The NEJM has also made the US Military’s ‘behavioural science consultantion policy’ it gained through the freedom of information act available online and it makes for interesting if not slightly disturbing reading.
It clearly states that ‘biscuit teams’ can comprise of psychologists, psychiatrists and physicians and notes that ‘behavioural science technicians’ must have at least 10 years experience in mental health.
The document constantly re-states the ethical obligations of the team members but is full of contradictions – for example, by stating that members must remain within “professional ethical boundaries established by their professional associations” despite the fact that the document is dated after psychiatrists were banned from taking part.
It also notes later that ethical codes do not supersede “US and international law, regulations and DoD [Department of Defense] policy” suggesting that they can be overruled where necessary.

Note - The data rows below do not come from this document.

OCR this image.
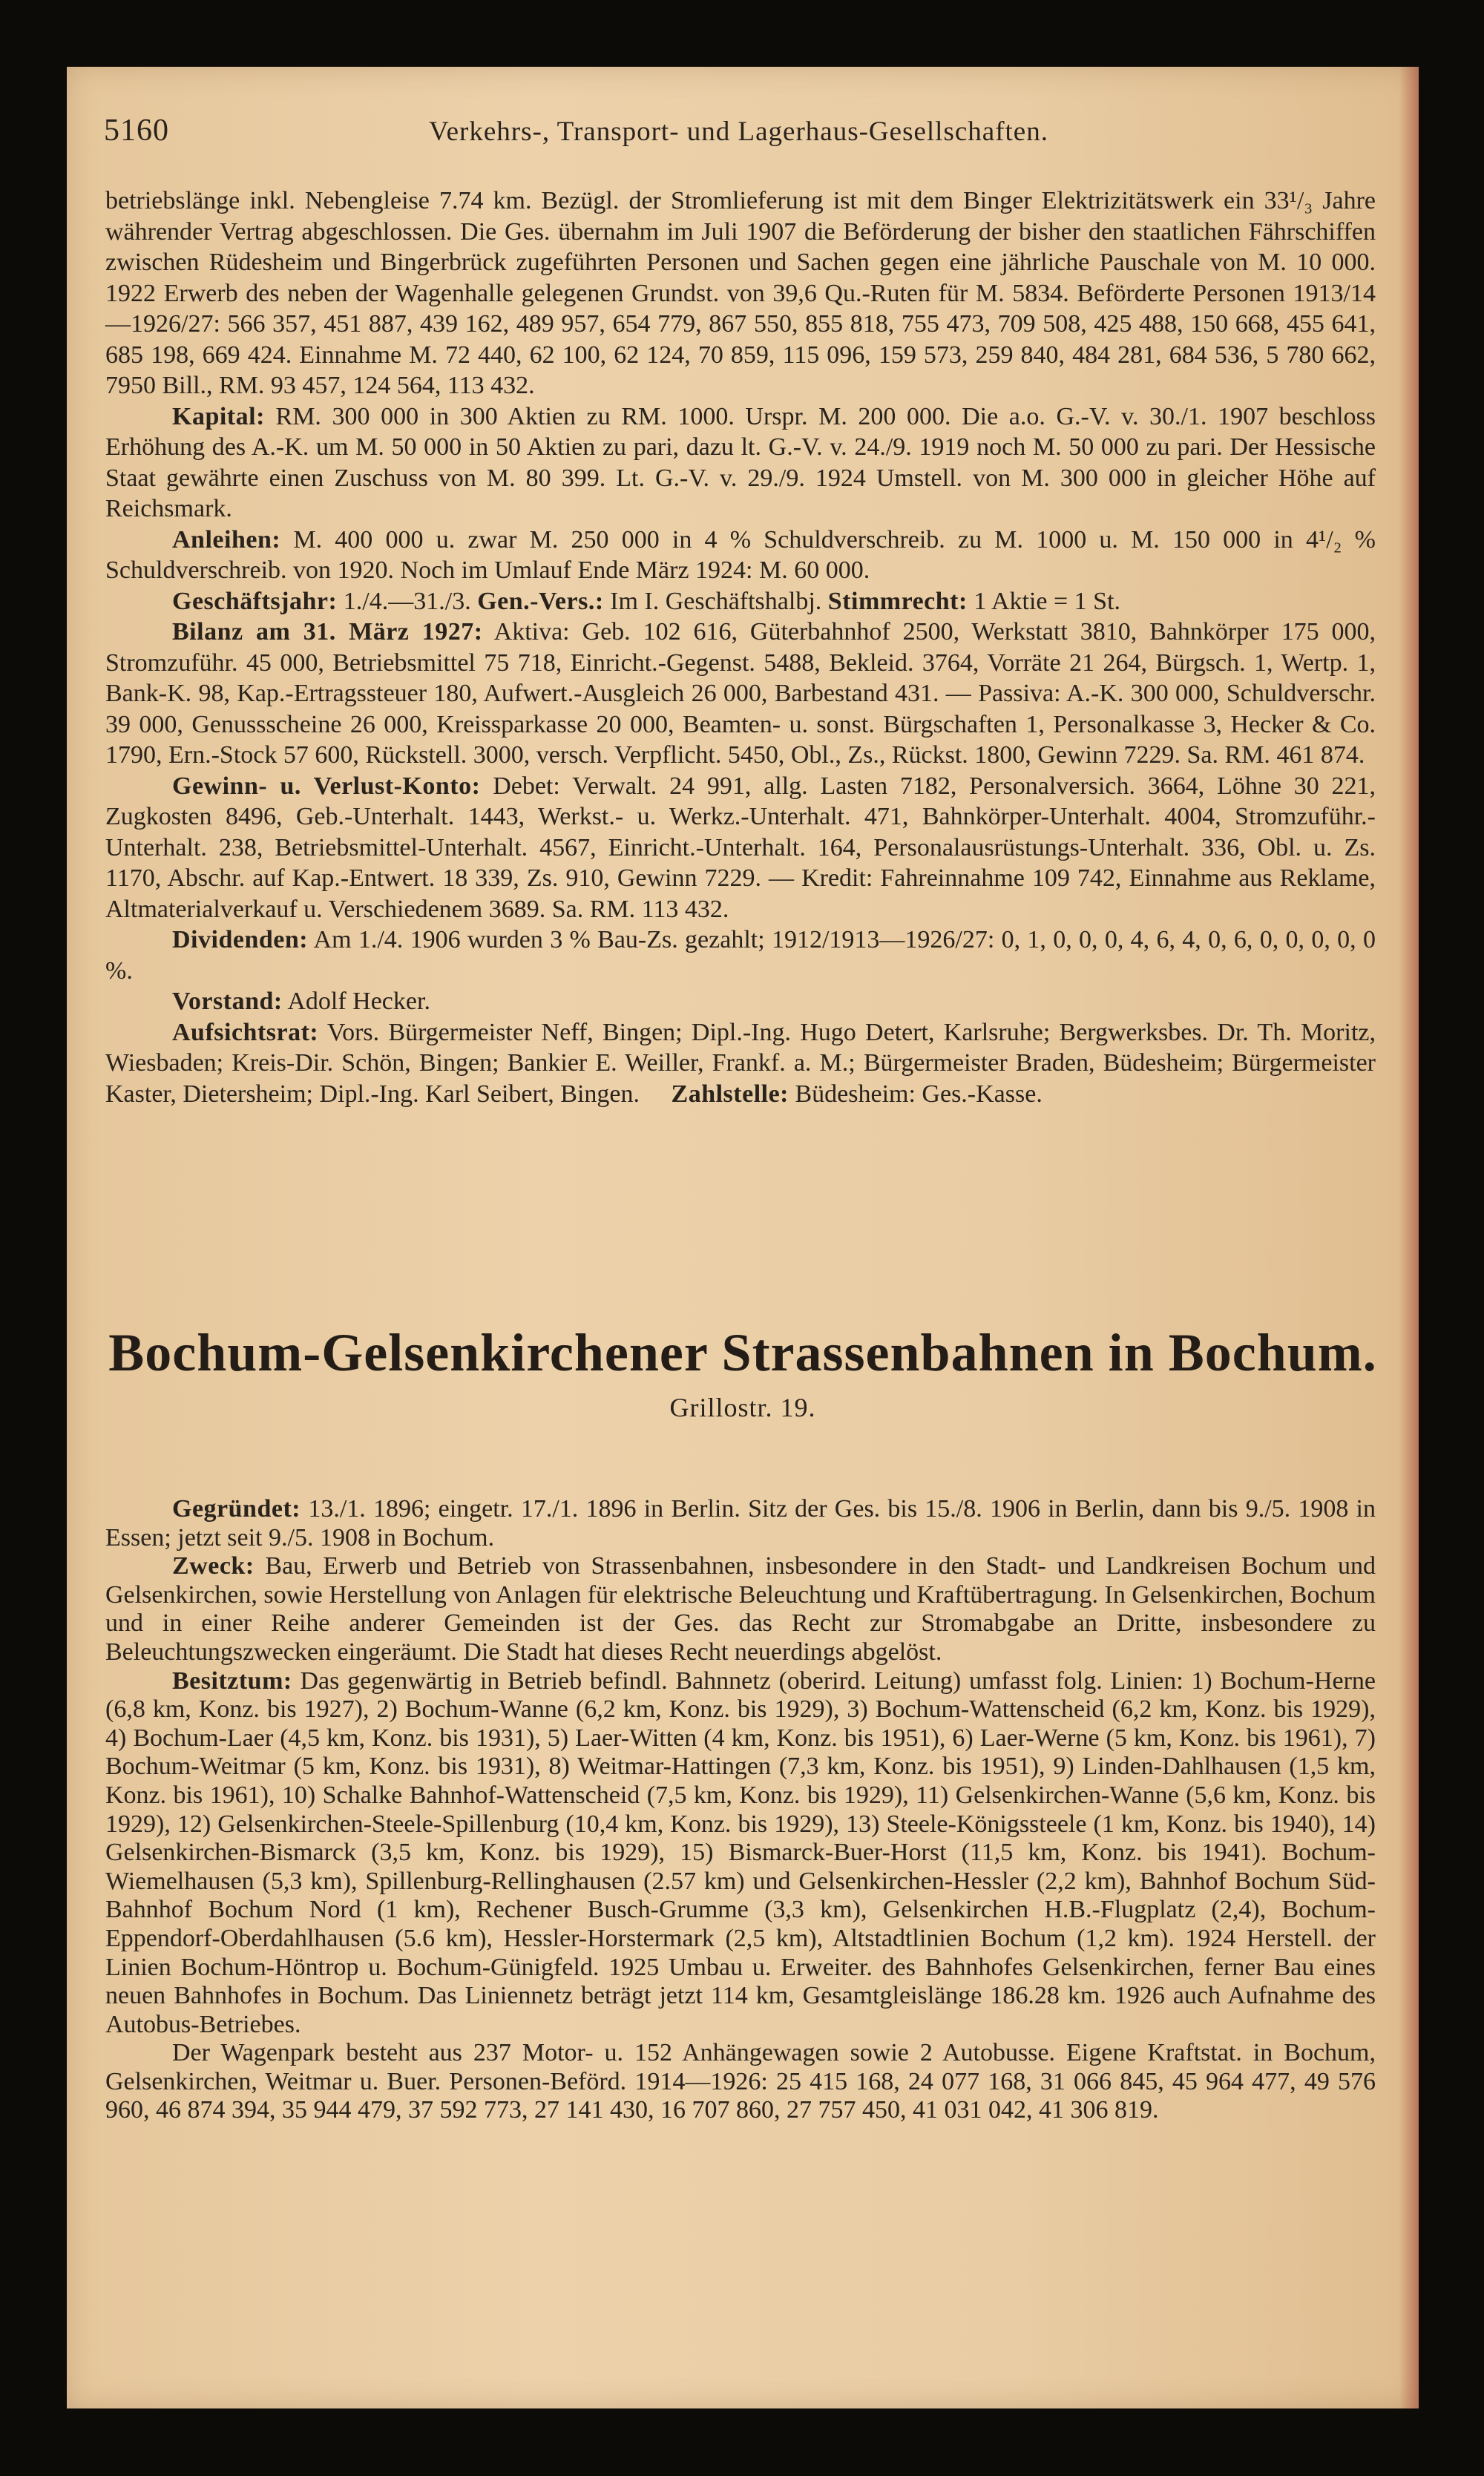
5160	Verkehrs-, Transport- und Lagerhaus-Gesellschaften.

betriebslänge inkl. Nebengleise 7.74 km. Bezügl. der Stromlieferung ist mit dem Binger Elektrizitätswerk ein 33¹/₃ Jahre währender Vertrag abgeschlossen. Die Ges. übernahm im Juli 1907 die Beförderung der bisher den staatlichen Fährschiffen zwischen Rüdesheim und Bingerbrück zugeführten Personen und Sachen gegen eine jährliche Pauschale von M. 10 000. 1922 Erwerb des neben der Wagenhalle gelegenen Grundst. von 39,6 Qu.-Ruten für M. 5834. Beförderte Personen 1913/14—1926/27: 566 357, 451 887, 439 162, 489 957, 654 779, 867 550, 855 818, 755 473, 709 508, 425 488, 150 668, 455 641, 685 198, 669 424. Einnahme M. 72 440, 62 100, 62 124, 70 859, 115 096, 159 573, 259 840, 484 281, 684 536, 5 780 662, 7950 Bill., RM. 93 457, 124 564, 113 432.

Kapital: RM. 300 000 in 300 Aktien zu RM. 1000. Urspr. M. 200 000. Die a.o. G.-V. v. 30./1. 1907 beschloss Erhöhung des A.-K. um M. 50 000 in 50 Aktien zu pari, dazu lt. G.-V. v. 24./9. 1919 noch M. 50 000 zu pari. Der Hessische Staat gewährte einen Zuschuss von M. 80 399. Lt. G.-V. v. 29./9. 1924 Umstell. von M. 300 000 in gleicher Höhe auf Reichsmark.

Anleihen: M. 400 000 u. zwar M. 250 000 in 4 % Schuldverschreib. zu M. 1000 u. M. 150 000 in 4¹/₂ % Schuldverschreib. von 1920. Noch im Umlauf Ende März 1924: M. 60 000.

Geschäftsjahr: 1./4.—31./3. Gen.-Vers.: Im I. Geschäftshalbj. Stimmrecht: 1 Aktie = 1 St.

Bilanz am 31. März 1927: Aktiva: Geb. 102 616, Güterbahnhof 2500, Werkstatt 3810, Bahnkörper 175 000, Stromzuführ. 45 000, Betriebsmittel 75 718, Einricht.-Gegenst. 5488, Bekleid. 3764, Vorräte 21 264, Bürgsch. 1, Wertp. 1, Bank-K. 98, Kap.-Ertragssteuer 180, Aufwert.-Ausgleich 26 000, Barbestand 431. — Passiva: A.-K. 300 000, Schuldverschr. 39 000, Genussscheine 26 000, Kreissparkasse 20 000, Beamten- u. sonst. Bürgschaften 1, Personalkasse 3, Hecker & Co. 1790, Ern.-Stock 57 600, Rückstell. 3000, versch. Verpflicht. 5450, Obl., Zs., Rückst. 1800, Gewinn 7229. Sa. RM. 461 874.

Gewinn- u. Verlust-Konto: Debet: Verwalt. 24 991, allg. Lasten 7182, Personalversich. 3664, Löhne 30 221, Zugkosten 8496, Geb.-Unterhalt. 1443, Werkst.- u. Werkz.-Unterhalt. 471, Bahnkörper-Unterhalt. 4004, Stromzuführ.-Unterhalt. 238, Betriebsmittel-Unterhalt. 4567, Einricht.-Unterhalt. 164, Personalausrüstungs-Unterhalt. 336, Obl. u. Zs. 1170, Abschr. auf Kap.-Entwert. 18 339, Zs. 910, Gewinn 7229. — Kredit: Fahreinnahme 109 742, Einnahme aus Reklame, Altmaterialverkauf u. Verschiedenem 3689. Sa. RM. 113 432.

Dividenden: Am 1./4. 1906 wurden 3 % Bau-Zs. gezahlt; 1912/1913—1926/27: 0, 1, 0, 0, 0, 4, 6, 4, 0, 6, 0, 0, 0, 0, 0 %.

Vorstand: Adolf Hecker.

Aufsichtsrat: Vors. Bürgermeister Neff, Bingen; Dipl.-Ing. Hugo Detert, Karlsruhe; Bergwerksbes. Dr. Th. Moritz, Wiesbaden; Kreis-Dir. Schön, Bingen; Bankier E. Weiller, Frankf. a. M.; Bürgermeister Braden, Büdesheim; Bürgermeister Kaster, Dietersheim; Dipl.-Ing. Karl Seibert, Bingen. Zahlstelle: Büdesheim: Ges.-Kasse.

Bochum-Gelsenkirchener Strassenbahnen in Bochum.
Grillostr. 19.

Gegründet: 13./1. 1896; eingetr. 17./1. 1896 in Berlin. Sitz der Ges. bis 15./8. 1906 in Berlin, dann bis 9./5. 1908 in Essen; jetzt seit 9./5. 1908 in Bochum.

Zweck: Bau, Erwerb und Betrieb von Strassenbahnen, insbesondere in den Stadt- und Landkreisen Bochum und Gelsenkirchen, sowie Herstellung von Anlagen für elektrische Beleuchtung und Kraftübertragung. In Gelsenkirchen, Bochum und in einer Reihe anderer Gemeinden ist der Ges. das Recht zur Stromabgabe an Dritte, insbesondere zu Beleuchtungszwecken eingeräumt. Die Stadt hat dieses Recht neuerdings abgelöst.

Besitztum: Das gegenwärtig in Betrieb befindl. Bahnnetz (oberird. Leitung) umfasst folg. Linien: 1) Bochum-Herne (6,8 km, Konz. bis 1927), 2) Bochum-Wanne (6,2 km, Konz. bis 1929), 3) Bochum-Wattenscheid (6,2 km, Konz. bis 1929), 4) Bochum-Laer (4,5 km, Konz. bis 1931), 5) Laer-Witten (4 km, Konz. bis 1951), 6) Laer-Werne (5 km, Konz. bis 1961), 7) Bochum-Weitmar (5 km, Konz. bis 1931), 8) Weitmar-Hattingen (7,3 km, Konz. bis 1951), 9) Linden-Dahlhausen (1,5 km, Konz. bis 1961), 10) Schalke Bahnhof-Wattenscheid (7,5 km, Konz. bis 1929), 11) Gelsenkirchen-Wanne (5,6 km, Konz. bis 1929), 12) Gelsenkirchen-Steele-Spillenburg (10,4 km, Konz. bis 1929), 13) Steele-Königssteele (1 km, Konz. bis 1940), 14) Gelsenkirchen-Bismarck (3,5 km, Konz. bis 1929), 15) Bismarck-Buer-Horst (11,5 km, Konz. bis 1941). Bochum-Wiemelhausen (5,3 km), Spillenburg-Rellinghausen (2.57 km) und Gelsenkirchen-Hessler (2,2 km), Bahnhof Bochum Süd-Bahnhof Bochum Nord (1 km), Rechener Busch-Grumme (3,3 km), Gelsenkirchen H.B.-Flugplatz (2,4), Bochum-Eppendorf-Oberdahlhausen (5.6 km), Hessler-Horstermark (2,5 km), Altstadtlinien Bochum (1,2 km). 1924 Herstell. der Linien Bochum-Höntrop u. Bochum-Günigfeld. 1925 Umbau u. Erweiter. des Bahnhofes Gelsenkirchen, ferner Bau eines neuen Bahnhofes in Bochum. Das Liniennetz beträgt jetzt 114 km, Gesamtgleislänge 186.28 km. 1926 auch Aufnahme des Autobus-Betriebes.

Der Wagenpark besteht aus 237 Motor- u. 152 Anhängewagen sowie 2 Autobusse. Eigene Kraftstat. in Bochum, Gelsenkirchen, Weitmar u. Buer. Personen-Beförd. 1914—1926: 25 415 168, 24 077 168, 31 066 845, 45 964 477, 49 576 960, 46 874 394, 35 944 479, 37 592 773, 27 141 430, 16 707 860, 27 757 450, 41 031 042, 41 306 819.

It also contains some remarkably vague statements about the confidentiality of medical and mental health information and whether it can be used in an interrogation – apparently not when it could result in “inhumane treatment or would not be in accordance with applicable law”.
This is telling, considering that the NEJM reported in 2005 that at Guantanamo Bay “health information has been routinely available to behavioral science consultants and others who are responsible for crafting and carrying out interrogation strategies”.